The “transition” he advanced has already sabotaged our power supply and raised our electricity bills. pic.twitter.com/wggLJ78xzP
— Alex Epstein (@AlexEpstein) January 18, 2026
In a 2022 letter to investors, published ahead of that year’s Davos summit, Fink urged companies to recognize that their mandate extended beyond profits alone. While BlackRock rolled back many of its diversity, equity and inclusion goals in early 2025, His remarks this week signaled a renewed effort to reshape the debate – this time around AI.
Concerns about AI’s impact on labor extend beyond wealth distribution. Geoffrey Hinton, a Nobel laureate often described as a pioneer of artificial intelligence, has warned that the technology could displace large numbers of white-collar workers while concentrating profits at the top.
“What’s actually going to happen is rich people are going to use AI to replace workers,” Mr. Hinton said last year. “It’s going to create massive unemployment and a huge rise in profits.”

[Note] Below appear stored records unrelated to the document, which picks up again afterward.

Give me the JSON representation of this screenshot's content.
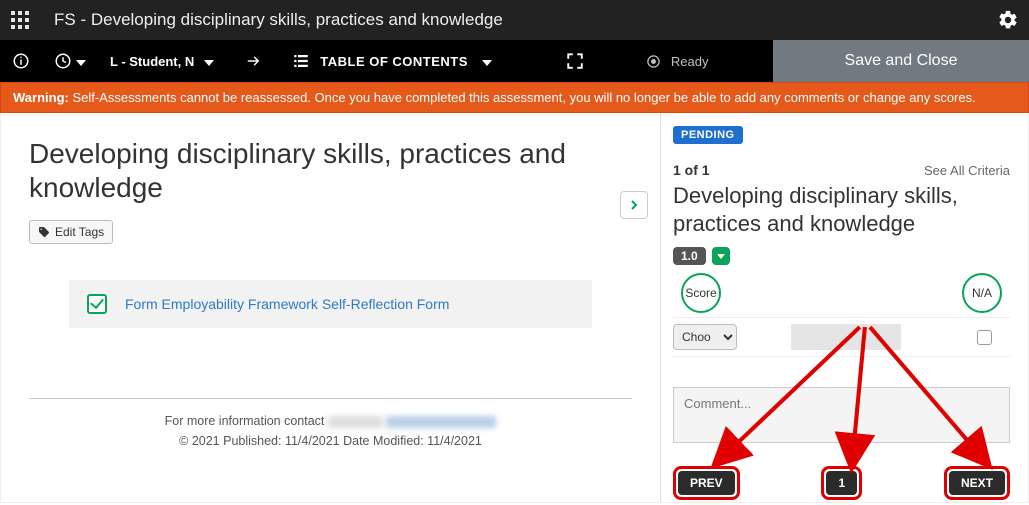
{
  "header": {
    "app_prefix": "FS - ",
    "title": "Developing disciplinary skills, practices and knowledge"
  },
  "toolbar": {
    "user_label": "L - Student, N",
    "toc_label": "TABLE OF CONTENTS",
    "ready_label": "Ready",
    "save_label": "Save and Close"
  },
  "warning": {
    "prefix": "Warning:",
    "text": " Self-Assessments cannot be reassessed. Once you have completed this assessment, you will no longer be able to add any comments or change any scores."
  },
  "left": {
    "heading": "Developing disciplinary skills, practices and knowledge",
    "edit_tags_label": "Edit Tags",
    "form_link": "Form Employability Framework Self-Reflection Form",
    "footer_contact": "For more information contact ",
    "footer_meta": "© 2021             Published: 11/4/2021 Date Modified: 11/4/2021"
  },
  "right": {
    "status_badge": "PENDING",
    "count_label": "1 of 1",
    "see_all_label": "See All Criteria",
    "criteria_title": "Developing disciplinary skills, practices and knowledge",
    "score_pill": "1.0",
    "score_label": "Score",
    "na_label": "N/A",
    "dropdown_value": "Choo",
    "comment_placeholder": "Comment...",
    "prev_label": "PREV",
    "page_label": "1",
    "next_label": "NEXT"
  }
}
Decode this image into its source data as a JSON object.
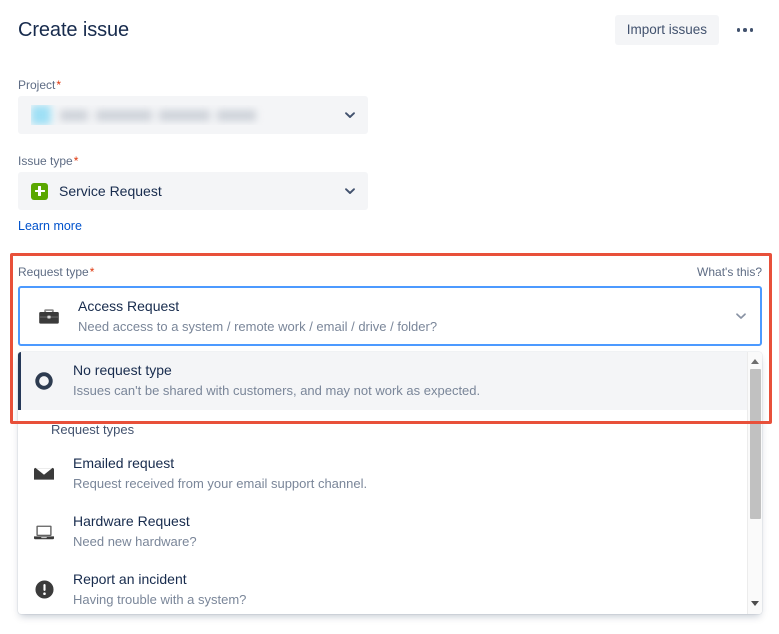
{
  "header": {
    "title": "Create issue",
    "import_label": "Import issues",
    "more_label": "More actions"
  },
  "form": {
    "project": {
      "label": "Project",
      "required_marker": "*",
      "value": "",
      "redacted": true,
      "chevron_icon": "chevron-down-icon"
    },
    "issue_type": {
      "label": "Issue type",
      "required_marker": "*",
      "value": "Service Request",
      "icon": "service-request-icon",
      "chevron_icon": "chevron-down-icon"
    },
    "learn_more": "Learn more",
    "request_type": {
      "label": "Request type",
      "required_marker": "*",
      "help_link": "What's this?",
      "selected": {
        "title": "Access Request",
        "description": "Need access to a system / remote work / email / drive / folder?",
        "icon": "briefcase-icon"
      },
      "chevron_icon": "chevron-down-icon"
    }
  },
  "dropdown": {
    "no_request_type": {
      "title": "No request type",
      "description": "Issues can't be shared with customers, and may not work as expected.",
      "icon": "ring-icon",
      "selected": true
    },
    "group_label": "Request types",
    "options": [
      {
        "title": "Emailed request",
        "description": "Request received from your email support channel.",
        "icon": "envelope-icon"
      },
      {
        "title": "Hardware Request",
        "description": "Need new hardware?",
        "icon": "laptop-icon"
      },
      {
        "title": "Report an incident",
        "description": "Having trouble with a system?",
        "icon": "exclamation-circle-icon"
      }
    ],
    "scrollbar": {
      "up_label": "Scroll up",
      "down_label": "Scroll down"
    }
  },
  "annotation": {
    "highlight_color": "#e8503a"
  },
  "colors": {
    "accent_blue": "#0052cc",
    "focus_blue": "#4c9aff",
    "required_red": "#de350b",
    "green": "#5aa700",
    "text_primary": "#172b4d",
    "text_subtle": "#5e6c84"
  }
}
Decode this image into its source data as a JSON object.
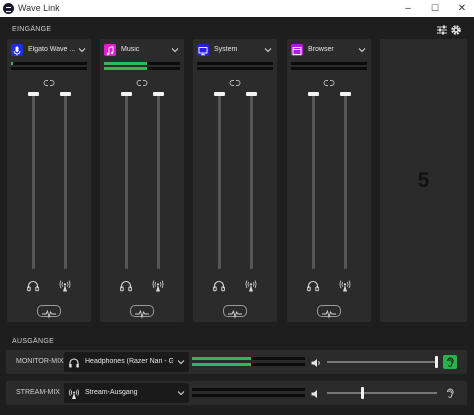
{
  "window": {
    "title": "Wave Link",
    "minimize": "–",
    "maximize": "☐",
    "close": "✕"
  },
  "inputs_section": {
    "label": "EINGÄNGE",
    "channels": [
      {
        "name": "Elgato Wave ...",
        "icon": "microphone-icon",
        "color": "#1e2fd9",
        "meter_left": 0.03,
        "meter_right": 0.0,
        "slider_1": 1.0,
        "slider_2": 1.0
      },
      {
        "name": "Music",
        "icon": "music-note-icon",
        "color": "#e020d0",
        "meter_left": 0.56,
        "meter_right": 0.56,
        "slider_1": 1.0,
        "slider_2": 1.0
      },
      {
        "name": "System",
        "icon": "monitor-icon",
        "color": "#2a1fe0",
        "meter_left": 0.0,
        "meter_right": 0.0,
        "slider_1": 1.0,
        "slider_2": 1.0
      },
      {
        "name": "Browser",
        "icon": "browser-window-icon",
        "color": "#b01ce0",
        "meter_left": 0.0,
        "meter_right": 0.0,
        "slider_1": 1.0,
        "slider_2": 1.0
      }
    ],
    "empty_slot": "5"
  },
  "outputs_section": {
    "label": "AUSGÄNGE",
    "rows": [
      {
        "label": "MONITOR-MIX",
        "device": "Headphones (Razer Nari - G...",
        "device_icon": "headphones-icon",
        "meter_left": 0.52,
        "meter_right": 0.52,
        "volume": 1.0,
        "listen_active": true,
        "listen_color": "#27b24a"
      },
      {
        "label": "STREAM-MIX",
        "device": "Stream-Ausgang",
        "device_icon": "broadcast-icon",
        "meter_left": 0.0,
        "meter_right": 0.0,
        "volume": 0.33,
        "listen_active": false,
        "listen_color": "#2b2b2b"
      }
    ]
  },
  "colors": {
    "accent_green": "#2fb85a",
    "panel": "#2b2b2b",
    "background": "#1e1e1e"
  }
}
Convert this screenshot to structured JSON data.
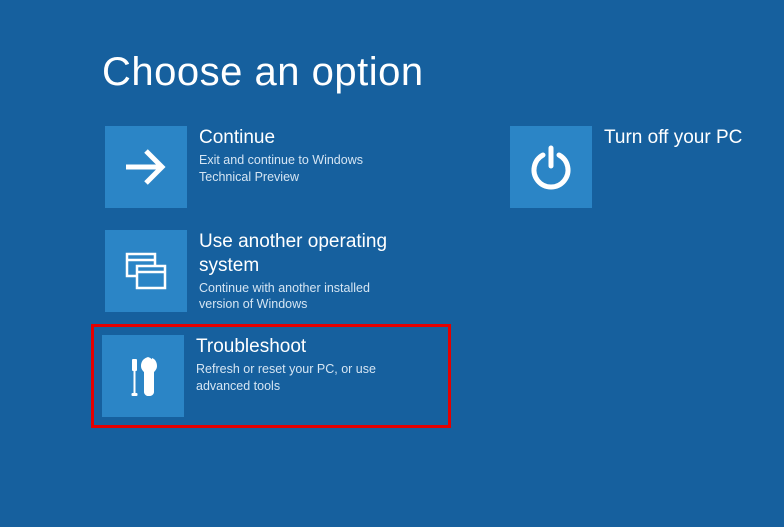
{
  "page": {
    "title": "Choose an option"
  },
  "options": {
    "continue": {
      "title": "Continue",
      "desc": "Exit and continue to Windows Technical Preview"
    },
    "useAnother": {
      "title": "Use another operating system",
      "desc": "Continue with another installed version of Windows"
    },
    "troubleshoot": {
      "title": "Troubleshoot",
      "desc": "Refresh or reset your PC, or use advanced tools"
    },
    "turnOff": {
      "title": "Turn off your PC",
      "desc": ""
    }
  },
  "colors": {
    "background": "#16609e",
    "tile": "#2b85c6",
    "highlight": "#e40000"
  }
}
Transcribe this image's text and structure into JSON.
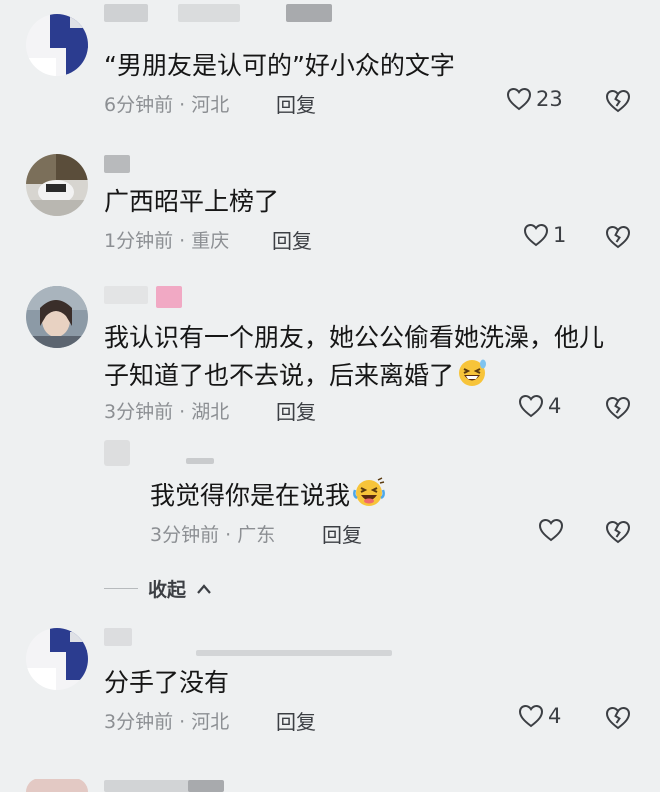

Larry Fink has become an outright socialist. He built his fortune on capitalism and is now rigging the system against future generations.
Capitalism didn’t fail—it was sabotaged by the WEF global elite through cronyism, endless money printing, overregulation, and zero… https://t.co/Oc8FNLrRjS
— Desiree Fixler (@desireefixler) January 19, 2026
The warning comes amid an unprecedented surge in AI-related wealth. Morningstar analysts found that a group of 34 AI-linked stocks – including Amazon, Alphabet and Microsoft – rose more than 50% in 2025. According to the Bloomberg Billionaires Index, the median net-worth increase among the 50 wealthiest Americans last year was nearly $10 billion.
Federal Reserve data show that the bottom half of Americans own about 1% of stock-market wealth, while the top 1% control nearly half of corporate equity. In effect, Fink said, the AI boom is reinforcing a K-shaped economy – one path of rapid wealth accumulation for asset owners, another of stagnation for everyone else.
Palantir CEO Alex Karp chimed in on AI as well at Davos, saying that it will displace so many jobs that it will eliminate the need for mass immigration.
“There will be more than enough jobs for the citizens of your nation, especially those with vocational training,: said Karp during a WEF panel. “I do think these trends really do make it hard to imagine why we should have large-scale immigration unless you have a very specialized skill.”
Karp suggested that vocational workers will be more valuable, “if not irreplaceable,” criticizing the notion that higher education is the ultimate benchmark of a person’s talents and ability to hold a job.
That said, he also notes that many believe we’re in an AI bubble.
🚨BREAKING: Palantir CEO Alex Karp says many believe we are in an AI bubble because much of AI simply does not work out of the box.
Karp says off the shelf LLMs are not precise enough for regulated tasks like underwriting, arguing real value only comes from building a software… pic.twitter.com/seuMLxrFpq
— AI Scientist (@AIScientist) January 21, 2026
Blockchain Everything?
Fink also promoted financial tokenization and called digital currency “necessary” – while envisioning all assets sharing a single blockchain to ‘reduce corruption.’